In a series of roundtables held by the Freedom Forum a few years ago, people around the country complained that too often, newspapers picked the wrong people to “anoint” as speakers for the whole community. In a related concern, members of minority groups wondered why inclusion seemed to occur mostly in features or in stories about race-related issues. Reporting on the Free Press/Fair Press Project, Robert J. Haiman quotes one black man’s delight that summer feature photos now commonly include black, Latino, or Asian children at play, along with white ones. But, the man asked, “Where is the story that quotes a black doctor on some medical (advance) that has nothing to do with race?”
Your journalism can only be as good as your sourcing. So why not work a little harder to make it better? With this in mind, the Society of Professional Journalists has created the Rainbow Source Book, designed to make it easy to report beyond the narrow demographic band most of us usually consult.

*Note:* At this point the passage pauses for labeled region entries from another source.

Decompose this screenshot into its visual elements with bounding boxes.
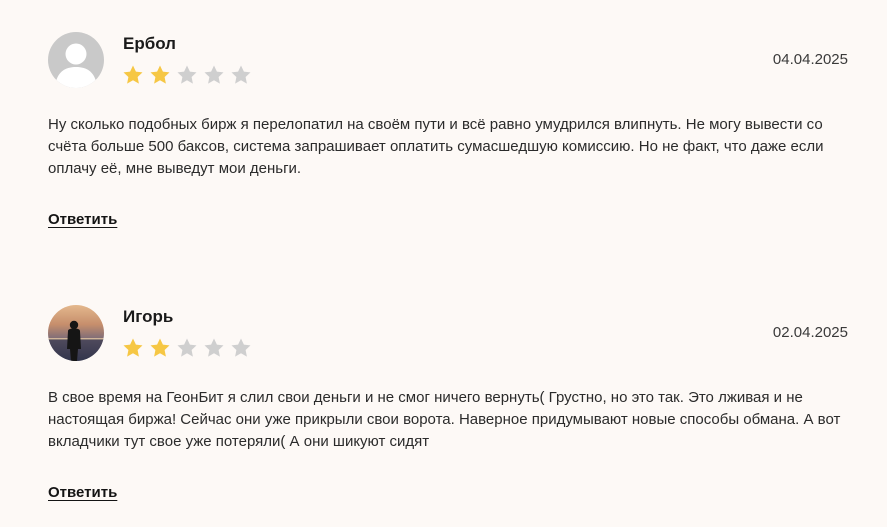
- star-filled-icon: [122, 337, 144, 359]
- user-avatar-icon: [48, 32, 104, 88]
- star-filled-icon: [149, 337, 171, 359]
- star-rating: [122, 64, 257, 86]
- reply-link[interactable]: Ответить: [48, 484, 117, 501]
- star-rating: [122, 337, 257, 359]
- review-text: Ну сколько подобных бирж я перелопатил н…: [48, 116, 824, 177]
- star-empty-icon: [230, 64, 252, 86]
- review-date: 02.04.2025: [772, 324, 848, 341]
- star-filled-icon: [149, 64, 171, 86]
- reply-link[interactable]: Ответить: [48, 211, 117, 228]
- star-empty-icon: [203, 64, 225, 86]
- review-date: 04.04.2025: [772, 51, 848, 68]
- reviews-list: Ербол 04.04.2025 Ну сколько подобных бир…: [0, 0, 887, 527]
- star-empty-icon: [230, 337, 252, 359]
- star-filled-icon: [122, 64, 144, 86]
- star-empty-icon: [203, 337, 225, 359]
- star-empty-icon: [176, 64, 198, 86]
- review-text: В свое время на ГеонБит я слил свои день…: [48, 389, 841, 450]
- star-empty-icon: [176, 337, 198, 359]
- review-author: Игорь: [123, 307, 174, 326]
- review-author: Ербол: [123, 34, 176, 53]
- user-avatar-photo: [48, 305, 104, 361]
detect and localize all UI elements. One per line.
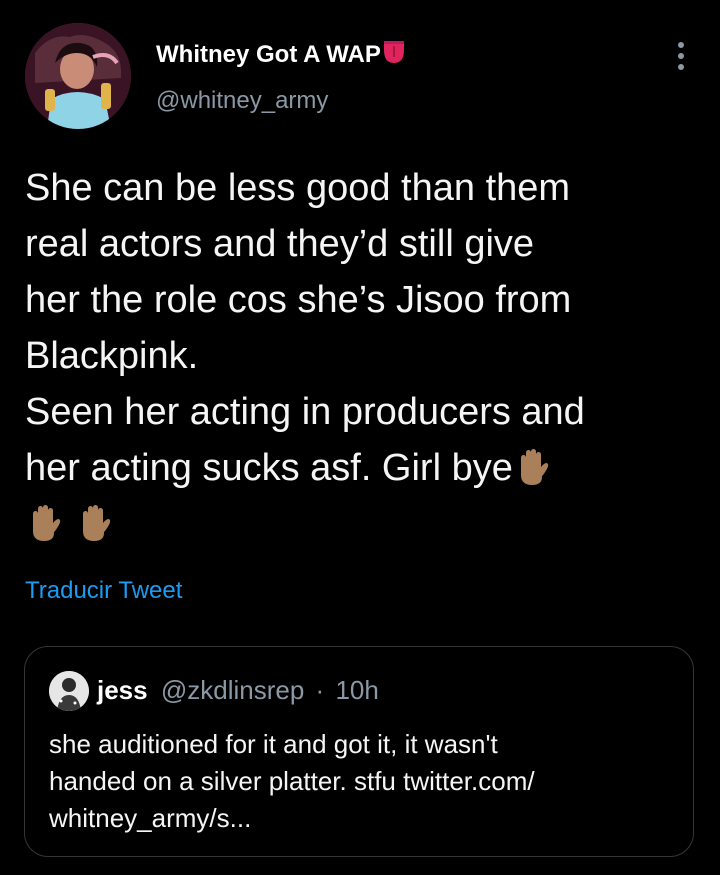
author-avatar[interactable]: [25, 23, 131, 129]
author-name-text: Whitney Got A WAP: [156, 41, 381, 68]
tweet-body: She can be less good than them real acto…: [25, 160, 695, 552]
raised-hand-emoji-icon: [25, 503, 65, 559]
tweet-line: Blackpink.: [25, 335, 199, 377]
tweet-container: Whitney Got A WAP @whitney_army She can …: [0, 0, 720, 875]
quoted-line: she auditioned for it and got it, it was…: [49, 729, 498, 759]
more-options-icon[interactable]: [669, 40, 693, 72]
tweet-line-with-emoji: her acting sucks asf. Girl bye: [25, 440, 695, 496]
more-dot: [678, 42, 684, 48]
raised-hand-emoji-icon: [513, 447, 553, 503]
tongue-emoji-icon: [383, 40, 405, 71]
quoted-line: handed on a silver platter. stfu twitter…: [49, 766, 535, 796]
quoted-author-name[interactable]: jess: [97, 675, 148, 705]
quoted-author-handle[interactable]: @zkdlinsrep: [161, 675, 304, 705]
translate-tweet-link[interactable]: Traducir Tweet: [25, 577, 182, 605]
tweet-line: her the role cos she’s Jisoo from: [25, 279, 572, 321]
quoted-header: jess @zkdlinsrep · 10h: [97, 675, 379, 706]
more-dot: [678, 53, 684, 59]
raised-hand-emoji-icon: [75, 503, 115, 559]
author-display-name[interactable]: Whitney Got A WAP: [156, 40, 405, 71]
more-dot: [678, 64, 684, 70]
quoted-body: she auditioned for it and got it, it was…: [49, 726, 669, 837]
quoted-separator: ·: [315, 675, 325, 705]
tweet-line: real actors and they’d still give: [25, 223, 535, 265]
quoted-tweet-card[interactable]: jess @zkdlinsrep · 10h she auditioned fo…: [24, 646, 694, 857]
author-handle[interactable]: @whitney_army: [156, 87, 328, 115]
quoted-author-avatar[interactable]: [49, 671, 89, 711]
quoted-timestamp[interactable]: 10h: [335, 675, 378, 705]
tweet-line: She can be less good than them: [25, 167, 571, 209]
tweet-line-text: her acting sucks asf. Girl bye: [25, 447, 513, 489]
quoted-line: whitney_army/s...: [49, 803, 252, 833]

You can search the database by topic or state and pull up a list of top-notch candidates to get you started on just about any story. Other journalists have collected these sources, so you know they’re not being plugged by a marketing department or public relations firm.
For tips and techniques on how to expand your source list further, take a look at a companion set of essays in the SPJ Diversity Tool Box. There you’ll also find a wealth of links. Check out the riches in the Rainbow Source Book and Diversity Tool Box – and skip a little legwork on the way to the best reporting you can do.
Sally Lehrman is a free-lance writer and chair of SPJ’s Diversity Committee.